What kinds of transactions can I escrow under the broker exemption?
Transactions where your brokerage is acting as a licensed real estate agent or broker for at least one party — purchases, sales, exchanges, and loan transactions tied to your licensed activity. You cannot use the broker exemption to escrow deals where your brokerage has no real estate role (for example, a FSBO where you aren’t the agent).
What’s the difference between a broker-owned escrow and a DFPI-licensed escrow company?
A broker-owned escrow operates under the DRE broker license and can only handle transactions incidental to your brokerage’s licensed real estate activity. A DFPI-licensed independent escrow company is a standalone regulated entity that can handle escrows for anyone — requires a DFPI license, a separate office, bonding, audited financials, and more infrastructure. Broker-owned is simpler and cheaper to launch; DFPI is more flexible in what you can escrow.
Trust accounts & records
What is the deposit deadline for broker-held escrow funds?
Under DRE Regulation 2832(e), a broker acting as escrow holder must deposit all funds received into the trust account — or deliver them to the owner or a neutral escrow — no later than the next business day after receipt. This is stricter than the three-business-day rule that applies to ordinary broker trust funds.
What is three-way reconciliation and why does it matter?
Three-way reconciliation matches (1) your control record, (2) the total of all per-file beneficiary ledgers, and (3) the bank statement. All three must balance every month. If they don’t, you have a trust account problem — and DRE auditors look for this first because unbalanced trust accounts are the top audit finding. TESS Systems includes monthly three-way reconciliation as part of our service.
Can I commingle broker-owned escrow funds with other brokerage funds?
No. Escrow funds must stay in a dedicated trust account separate from operating funds, commissions, and personal accounts. Regulation 2835 sets narrow exceptions (like a minimum balance for bank fees), but the general rule is strict separation. Commingling is one of the most serious violations the DRE pursues.
Who can be a signer on the trust account?
Under Regulation 2834, signers on the trust account must be the broker, a licensed salesperson or broker-associate employed by the broker, or an unlicensed employee who is covered by a fidelity bond of at least $25,000 and is under the broker’s direct supervision. Unlicensed signers without a fidelity bond are not permitted.
How long do I have to keep escrow records?
California requires broker trust records to be retained for three years under Business and Professions Code Section 10148. Best practice is to keep digital copies longer — many brokers retain records for seven years to align with IRS record-keeping norms and to cover extended DRE audit windows.
RE 890 reporting
What is the RE 890 escrow activity report?
The RE 890 is the annual Escrow Activity Report required by Business and Professions Code Section 10141.6 when your broker-controlled escrow activity reaches the threshold for a given calendar year.

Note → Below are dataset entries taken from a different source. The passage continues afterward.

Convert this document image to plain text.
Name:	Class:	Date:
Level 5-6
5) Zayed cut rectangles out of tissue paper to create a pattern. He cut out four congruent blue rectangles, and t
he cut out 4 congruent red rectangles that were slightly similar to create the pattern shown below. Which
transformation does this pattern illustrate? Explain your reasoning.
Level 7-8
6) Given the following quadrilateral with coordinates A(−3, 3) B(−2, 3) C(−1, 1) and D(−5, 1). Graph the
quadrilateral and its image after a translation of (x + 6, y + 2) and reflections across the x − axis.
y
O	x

It’s filed online at the DRE’s Escrow Activity Reporting System within 60 days after year-end.
What’s the RE 890 filing threshold?
You must file if, in a calendar year, you either (a) handle 5 or more broker-controlled escrow transactions, OR (b) your escrow activity reaches $1,000,000 or more in dollar volume. It’s an either/or test — meeting either one triggers the filing requirement. Most in-house escrow divisions hit the threshold in their first full year.
Does the $1,000,000 threshold mean escrow fees or property price?
Property price — specifically, the total dollar amount of all funds escrowed (sale prices, loan amounts, deposits flowing through your trust account). The DRE’s own instructions state explicitly that dollar volume “should not be limited to solely fees collected by the broker.” A single $850K purchase plus a $300K refi puts you at $1.15M and over the threshold.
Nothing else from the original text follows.